The past eight months have been painful for 69-year-old Hazel Clarke who cries everyday for her child, Pauline Clarke, who was gunned down in 2018.
But she is equally upset that no one has yet been charged for the murder.
Hazel who said she has no hope that her broken heart would ever heal from the loss of her 38-year-old daughter who was killed in the full view of her 17-year-old child, in front of Pro-Fit Gym, Civilian Road, Bush Hall, St Michael.
The elderly women said what she wants more than anything else in the world, is “justice for my child”.
Pauline had just completed a work out session and started her car to leave the gym, when an unknown assailant approached her vehicle and fired multiple shots that pierced different parts of her body.
“It really hurts to see that there were murders since then and they hold people for them and them ain’t hold nobody for my child. Murders after murders and them holding people and not a soul them ain’t hold for my child,” she said.
Hazel lamented that her days are never easy, as she struggles to cope with the death, in addition to several health challenges.
She said though her appetite returned weeks after the July 10 killing, at times she still feels as though something is blocking her throat whenever she thinks about that cold morning when police lifted the cloth that covered Pauline’s body to allow her to see her face.
“All I keep remembering is the morning I talk with her at the door and tell her get to work safe. I didn’t know that would be the last time I would see my child. When I went to the scene the night I never see my child until minutes past two the Wednesday morning.

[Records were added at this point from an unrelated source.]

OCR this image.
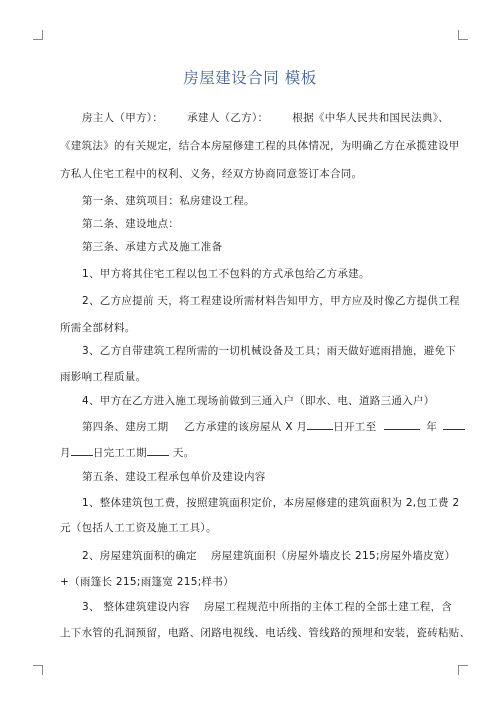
房屋建设合同 模板
房主人（甲方）： 承建人（乙方）： 根据《中华人民共和国民法典》、
《建筑法》的有关规定，结合本房屋修建工程的具体情况，为明确乙方在承揽建设甲
方私人住宅工程中的权利、义务，经双方协商同意签订本合同。
第一条、建筑项目：私房建设工程。
第二条、建设地点：
第三条、承建方式及施工准备
1、甲方将其住宅工程以包工不包料的方式承包给乙方承建。
2、乙方应提前 天，将工程建设所需材料告知甲方，甲方应及时像乙方提供工程
所需全部材料。
3、乙方自带建筑工程所需的一切机械设备及工具；雨天做好遮雨措施，避免下
雨影响工程质量。
4、甲方在乙方进入施工现场前做到三通入户（即水、电、道路三通入户）
第四条、建房工期 乙方承建的该房屋从 X 月 日开工至	年
月 日完工工期 天。
第五条、建设工程承包单价及建设内容
1、整体建筑包工费，按照建筑面积定价，本房屋修建的建筑面积为 2,包工费 2
元（包括人工工资及施工工具）。
2、房屋建筑面积的确定 房屋建筑面积（房屋外墙皮长 215;房屋外墙皮宽）
+（雨篷长 215;雨篷宽 215;样书）
3、 整体建筑建设内容 房屋工程规范中所指的主体工程的全部土建工程，含
上下水管的孔洞预留，电路、闭路电视线、电话线、管线路的预埋和安装，瓷砖粘贴、
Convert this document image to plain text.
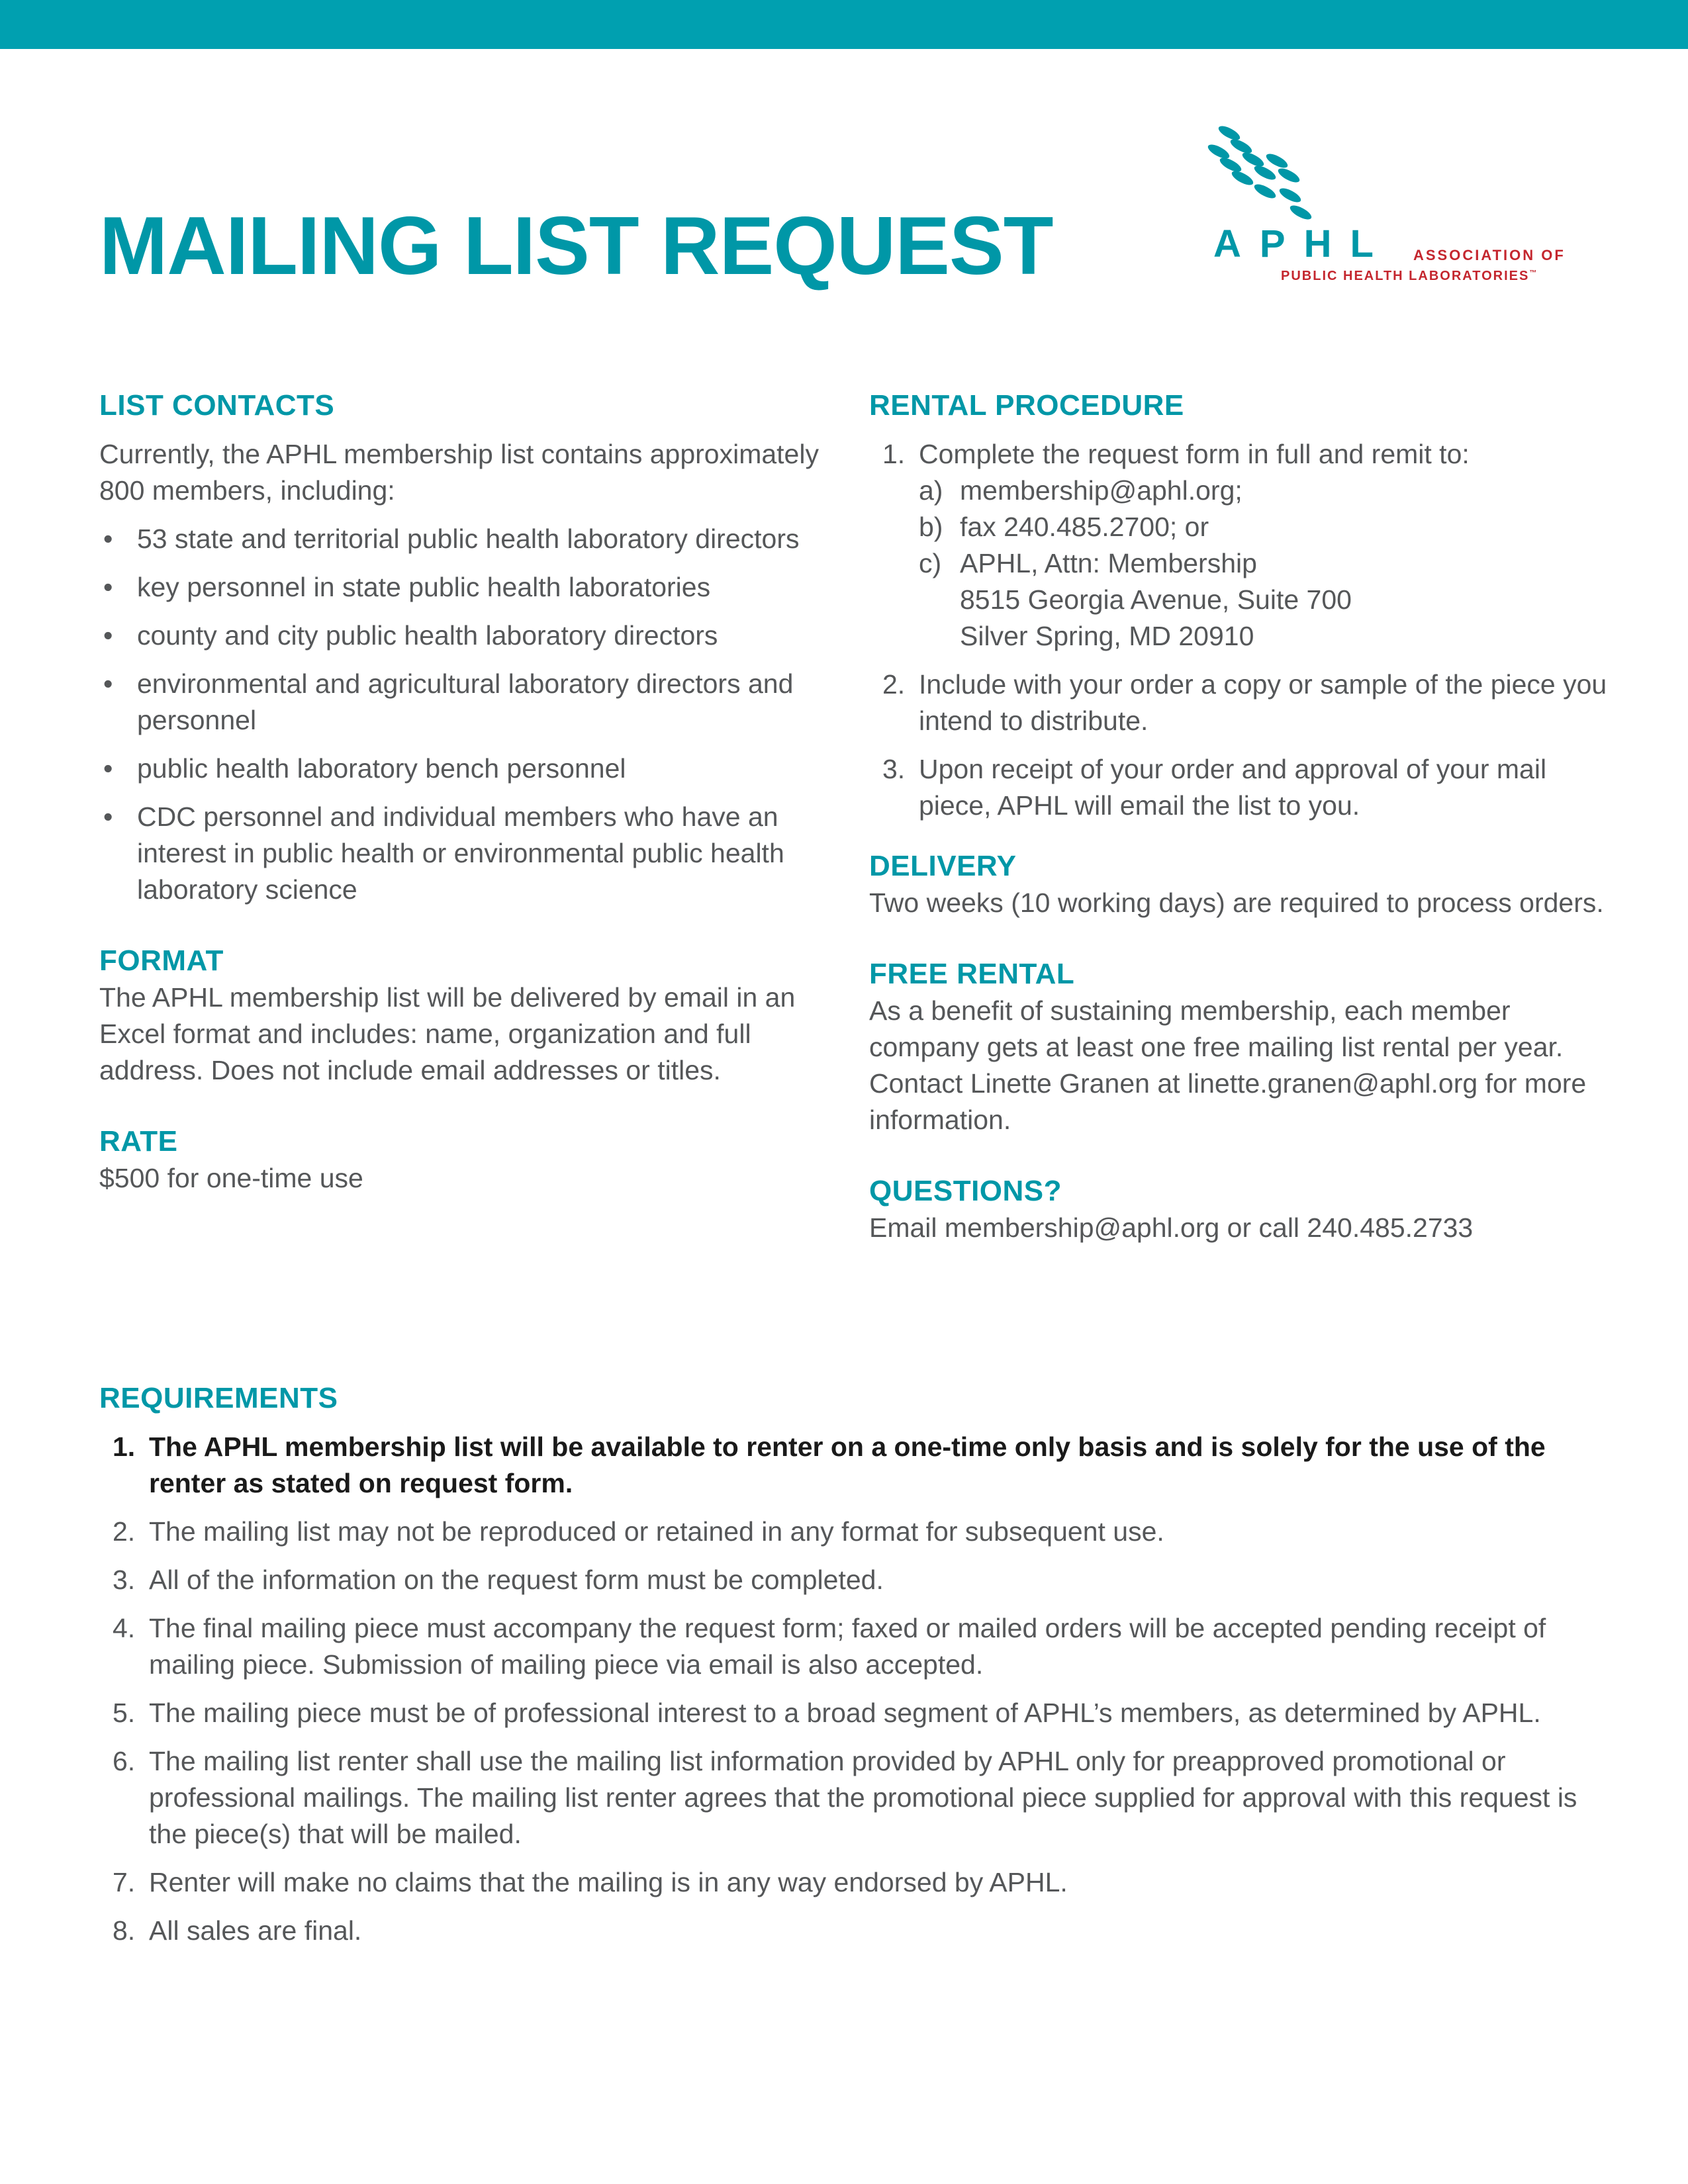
MAILING LIST REQUEST	APHL ASSOCIATION OF
PUBLIC HEALTH LABORATORIES™
LIST CONTACTS

Currently, the APHL membership list contains approximately 800 members, including:

• 53 state and territorial public health laboratory directors
• key personnel in state public health laboratories
• county and city public health laboratory directors
• environmental and agricultural laboratory directors and personnel
• public health laboratory bench personnel
• CDC personnel and individual members who have an interest in public health or environmental public health laboratory science
FORMAT

The APHL membership list will be delivered by email in an Excel format and includes: name, organization and full address. Does not include email addresses or titles.

RATE

$500 for one-time use

RENTAL PROCEDURE
1. Complete the request form in full and remit to:
a) membership@aphl.org;
b) fax 240.485.2700; or
c) APHL, Attn: Membership
8515 Georgia Avenue, Suite 700
Silver Spring, MD 20910
2. Include with your order a copy or sample of the piece you intend to distribute.
3. Upon receipt of your order and approval of your mail piece, APHL will email the list to you.
DELIVERY

Two weeks (10 working days) are required to process orders.

FREE RENTAL

As a benefit of sustaining membership, each member company gets at least one free mailing list rental per year. Contact Linette Granen at linette.granen@aphl.org for more information.

QUESTIONS?

Email membership@aphl.org or call 240.485.2733

REQUIREMENTS
1. The APHL membership list will be available to renter on a one-time only basis and is solely for the use of the renter as stated on request form.
2. The mailing list may not be reproduced or retained in any format for subsequent use.
3. All of the information on the request form must be completed.
4. The final mailing piece must accompany the request form; faxed or mailed orders will be accepted pending receipt of mailing piece. Submission of mailing piece via email is also accepted.
5. The mailing piece must be of professional interest to a broad segment of APHL’s members, as determined by APHL.
6. The mailing list renter shall use the mailing list information provided by APHL only for preapproved promotional or professional mailings. The mailing list renter agrees that the promotional piece supplied for approval with this request is the piece(s) that will be mailed.
7. Renter will make no claims that the mailing is in any way endorsed by APHL.
8. All sales are final.
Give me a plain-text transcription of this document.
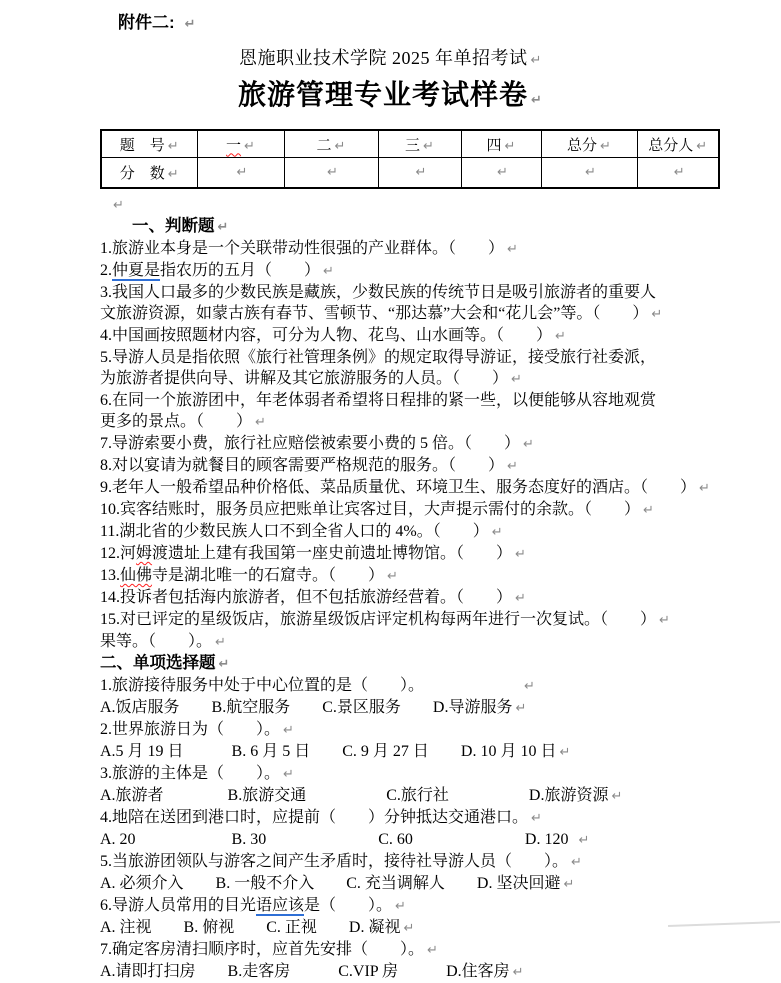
附件二: ↵
恩施职业技术学院 2025 年单招考试 ↵
旅游管理专业考试样卷 ↵
题　号 ↵	一 ↵	二 ↵	三 ↵	四 ↵	总分 ↵	总分人 ↵
分　数 ↵	↵	↵	↵	↵	↵	↵

↵

一、判断题 ↵

1.旅游业本身是一个关联带动性很强的产业群体。（　　） ↵

2.仲夏是指农历的五月（　　） ↵

3.我国人口最多的少数民族是藏族，少数民族的传统节日是吸引旅游者的重要人

文旅游资源，如蒙古族有春节、雪顿节、“那达慕”大会和“花儿会”等。（　　） ↵

4.中国画按照题材内容，可分为人物、花鸟、山水画等。（　　） ↵

5.导游人员是指依照《旅行社管理条例》的规定取得导游证，接受旅行社委派，

为旅游者提供向导、讲解及其它旅游服务的人员。（　　） ↵

6.在同一个旅游团中，年老体弱者希望将日程排的紧一些，以便能够从容地观赏

更多的景点。（　　） ↵

7.导游索要小费，旅行社应赔偿被索要小费的 5 倍。（　　） ↵

8.对以宴请为就餐目的顾客需要严格规范的服务。（　　） ↵

9.老年人一般希望品种价格低、菜品质量优、环境卫生、服务态度好的酒店。（　　） ↵

10.宾客结账时，服务员应把账单让宾客过目，大声提示需付的余款。（　　） ↵

11.湖北省的少数民族人口不到全省人口的 4%。（　　） ↵

12.河姆渡遗址上建有我国第一座史前遗址博物馆。（　　） ↵

13.仙佛寺是湖北唯一的石窟寺。（　　） ↵

14.投诉者包括海内旅游者，但不包括旅游经营着。（　　） ↵

15.对已评定的星级饭店，旅游星级饭店评定机构每两年进行一次复试。（　　） ↵

果等。（　　）。 ↵

二、单项选择题 ↵

1.旅游接待服务中处于中心位置的是（　　）。	↵

A.饭店服务　　B.航空服务　　C.景区服务　　D.导游服务 ↵

2.世界旅游日为（　　）。 ↵

A.5 月 19 日　　　B. 6 月 5 日　　C. 9 月 27 日　　D. 10 月 10 日 ↵

3.旅游的主体是（　　）。 ↵

A.旅游者　　　　B.旅游交通　　　　　C.旅行社　　　　　D.旅游资源 ↵

4.地陪在送团到港口时，应提前（　　）分钟抵达交通港口。 ↵

A. 20　　　　　　B. 30　　　　　　　C. 60　　　　　　　D. 120 ↵

5.当旅游团领队与游客之间产生矛盾时，接待社导游人员（　　）。 ↵

A. 必须介入　　B. 一般不介入　　C. 充当调解人　　D. 坚决回避 ↵

6.导游人员常用的目光语应该是（　　）。 ↵

A. 注视　　B. 俯视　　C. 正视　　D. 凝视 ↵

7.确定客房清扫顺序时，应首先安排（　　）。 ↵

A.请即打扫房　　B.走客房　　　C.VIP 房　　　D.住客房 ↵
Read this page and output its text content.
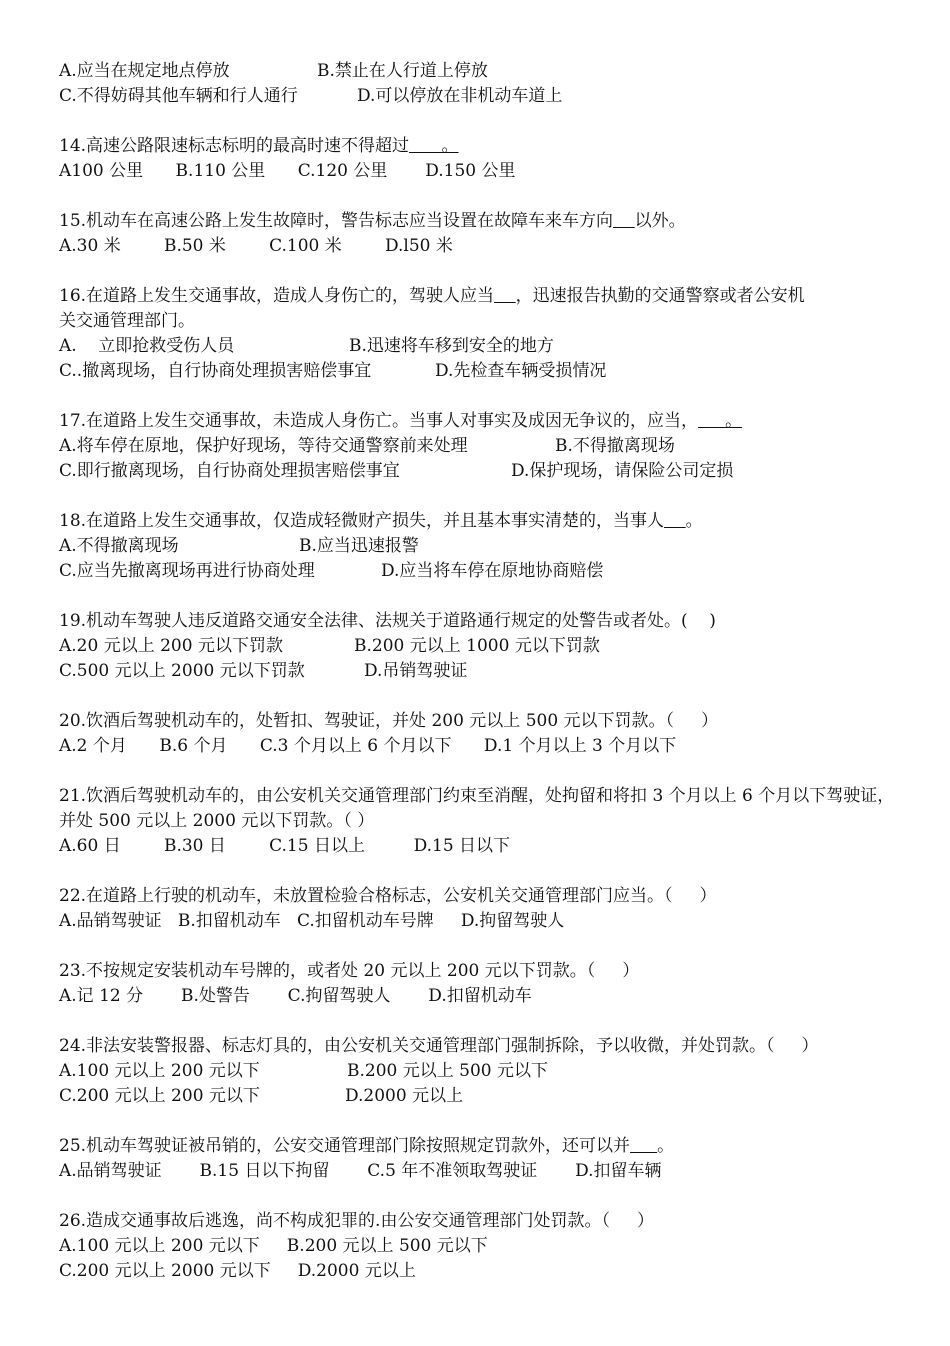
A.应当在规定地点停放

	B.禁止在人行道上停放

C.不得妨碍其他车辆和行人通行

	D.可以停放在非机动车道上

14.高速公路限速标志标明的最高时速不得超过      。
A100 公里      B.110 公里      C.120 公里       D.150 公里
15.机动车在高速公路上发生故障时，警告标志应当设置在故障车来车方向 以外。
A.30 米        B.50 米        C.100 米        D.l50 米
16.在道路上发生交通事故，造成人身伤亡的，驾驶人应当 ，迅速报告执勤的交通警察或者公安机
关交通管理部门。

A.    立即抢救受伤人员

	B.迅速将车移到安全的地方

C..撤离现场，自行协商处理损害赔偿事宜

	D.先检查车辆受损情况

17.在道路上发生交通事故，未造成人身伤亡。当事人对事实及成因无争议的，应当，     。

A.将车停在原地，保护好现场，等待交通警察前来处理

	B.不得撤离现场

C.即行撤离现场，自行协商处理损害赔偿事宜

	D.保护现场，请保险公司定损

18.在道路上发生交通事故，仅造成轻微财产损失，并且基本事实清楚的，当事人 。

A.不得撤离现场

	B.应当迅速报警

C.应当先撤离现场再进行协商处理

	D.应当将车停在原地协商赔偿

19.机动车驾驶人违反道路交通安全法律、法规关于道路通行规定的处警告或者处。(    )

A.20 元以上 200 元以下罚款

	B.200 元以上 1000 元以下罚款

C.500 元以上 2000 元以下罚款

	D.吊销驾驶证

20.饮酒后驾驶机动车的，处暂扣、驾驶证，并处 200 元以上 500 元以下罚款。（     ）
A.2 个月      B.6 个月      C.3 个月以上 6 个月以下      D.1 个月以上 3 个月以下
21.饮酒后驾驶机动车的，由公安机关交通管理部门约束至消醒，处拘留和将扣 3 个月以上 6 个月以下驾驶证，并处 500 元以上 2000 元以下罚款。（ ）
A.60 日        B.30 日        C.15 日以上         D.15 日以下
22.在道路上行驶的机动车，未放置检验合格标志，公安机关交通管理部门应当。（     ）
A.品销驾驶证   B.扣留机动车   C.扣留机动车号牌     D.拘留驾驶人
23.不按规定安装机动车号牌的，或者处 20 元以上 200 元以下罚款。（     ）
A.记 12 分       B.处警告       C.拘留驾驶人       D.扣留机动车
24.非法安装警报器、标志灯具的，由公安机关交通管理部门强制拆除，予以收微，并处罚款。（     ）

A.100 元以上 200 元以下

	B.200 元以上 500 元以下

C.200 元以上 200 元以下

	D.2000 元以上

25.机动车驾驶证被吊销的，公安交通管理部门除按照规定罚款外，还可以并 。
A.品销驾驶证       B.15 日以下拘留       C.5 年不准领取驾驶证       D.扣留车辆
26.造成交通事故后逃逸，尚不构成犯罪的.由公安交通管理部门处罚款。（     ）
A.100 元以上 200 元以下     B.200 元以上 500 元以下
C.200 元以上 2000 元以下     D.2000 元以上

“She was there laying down like a dog with something throw over she. They tell me them only showing me the face, but all her face was swell up and blood was coming through her mouth. She had four shots, one in the jaw, one in the neck, one underneath the arm, and one in the hand. I want the police to get whoever did that to my child,” Hazel said, bursting into tears.
“I cry for my child every day. It ain’t a day that pass that I don’t cry for Pauline. When I am sleeping it is okay. But you see from the time I wake up and thank God for helping me to see another day, I remember Pauline,” a grieving Hazel said.
“I can’t see spirits, as they would say. But two Fridays ago like she was here in the house because I could smell the perfume that she use to use strong. And I turn and say ‘Pauline you come and look for your mummy, she here trying to hold up, but it is hard’. It affected me really hard,” she continued.
The mother said she was saddened that Pauline, who had plans to celebrate her 39th birthday last December, did not live to see her daughter’s 18th birthday on April 12.
“Nor she ain’t live to see my 70th birthday which is the 16th of next month, just days after her daughter’s birthday. It is a hard bone to swallow. I don’t think I would ever get that bone swallowed,” she shared.
Pauline’s daughter is now studying at a tertiary institution.
Hazel said she says a daily prayer that her 17-year-old granddaughter, whom she explained is still in pain and finding it difficult to cope with the circumstances of her mother’s death, remains focused on her studies and achieving her chosen career, as Pauline would want her to.
“She don’t like to talk about it, but she is trying. I thought she would have broken down, but she is holding on. Her father is really there for her. This is hard for all of us. I remember when I read these stories in the paper, I used to say I feel for that family. But I did not know that it would land at my doorstep on the 10th of July last year,” she said, as the tears streamed down her cheeks.
Hazel often sits in her home and thinks about what her youngest of two children could have done to deserve such a cruel death.
“I don’t know what she has done the person, or if she do anyone anything. You would more hear me and somebody at it than the two of my children. Pauline and nobody ain’t use to be at no war. Pauline had a lot of friends.
“But only God knows He see who do it, and He knows who do it. But He will work with it in his own time. Every morning and every night I pray to Him for them to hold somebody. But even that can’t bring her back, she is gone for good,” said Hazel, who is calling for an end to the current spate of gun related killings that have been affecting Barbados since the turn of 2018.